Our excitement and anxiety emanates from our
determined desire to return to the pre- 1992 southern senatorial zone
arrangement where the Kurama people share more cultural and traditional
affiliation, which falls in the proposed Gurara state. These agitations are
justifiable with the myriad of monumental marginalization and discrimination
meted out on the Kurama people in the present arrangement in Kaduna state. This
is evident up on till now in the inequalities in the distribution of
appointments, contracts, allocation of resources and infrastructure, dividends
of democracy, and the stigma of a second class citizen on our land.
In terms of
population, according to the Zaria gazetteer of 1911, the Kurama population far
exceeds that of ethnic groups such as Moro’a, Kagoro, Jaba and Chawai. It is
expected that these numbers should have increased by now; majorly due to the
absence of any major man-made or natural disaster to stagnate the population growth.
It is also on record that the Kurama people have been in their present location
or territory since the 14th century, while other ethnic groups in
Lere local government arrived the area around 1773. History also has shown us
that Lere district (now Lere L.G) came up as a result of a merger of two Kurama
dominated districts of Kudaru and Garu, while the other is Lere district, into
a single entity in 1936.
It is on
record also that the gazetted population of Lere L.G according to the 2006
national census is 331,161. In the same light, the population is relatively
shared by the four chiefdoms; one again curiously begins to wonder why there is
inequality in the distribution of the 300 polling units and constituency wards.

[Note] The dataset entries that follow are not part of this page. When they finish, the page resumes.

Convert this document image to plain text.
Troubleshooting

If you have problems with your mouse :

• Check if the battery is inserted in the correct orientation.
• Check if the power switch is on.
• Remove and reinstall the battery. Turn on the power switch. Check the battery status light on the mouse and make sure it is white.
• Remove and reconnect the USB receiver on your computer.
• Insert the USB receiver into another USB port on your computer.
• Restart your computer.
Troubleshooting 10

The absence of the corresponding polling units to reflect the actual population
spread and strength in Kurama dominated areas can only be explained as a systematic
ploy to subjugate the Kurama people by denying them access to political
positions, participation, institutions and dividends of governance and
democracy.
The legitimate
agitations by the Kurama people by extension Lere local government to be part
of Gurara state is premise on our firm desire to close the wide gulf which
exists in terms of access to opportunities and inclusiveness, and to increase
our chances for socio-economic development and political representation. To also
put a halt to the deliberate and systematic denigration of the Kurama people to
second class status on their land, and also to break the shackles of political
and cultural subjugation.
It is in
deciding our fate that the true representatives of the Kurama people have unanimously
endorsed our aspirations of belonging to Gurara state; they include some of our
political office-holders, traditional rulers, religious leaders, community
elders, ethnic associations and the youth (whose future is at stake). This gripping
desire is evident in the intimate romance that had flourished between the
Kurama people and their brothers in the area that make up the proposed Gurara
state, especially in the activities in the struggle for the creation of Gurara
state by the Southern Kaduna Peoples Union (SOKAPU). This can probably be
attributed to years of being subjected to the same fate of subjugation,
discrimination, marginalization and ridicule in the present Kaduna state.
In
conclusion, in view of the reality that there exist some pockets of divergent school
of thought running contrary to the popular will of the good people of Kurama nation
in pitching their tent with their brothers in the Gurara area, we recognize and
respect the legitimate right of the minority (in terms of number and
inclusiveness) to have their say, but we insist that the majority should have
their way.
That is why
the moral burden for the actualization of the hopes and aspirations of the peace
loving people of Kurama nation lies with all the stakeholders saddled with the responsibility
for the creation of Gurara state. They should remember that history and
posterity would always be there to place a verdict on their actions.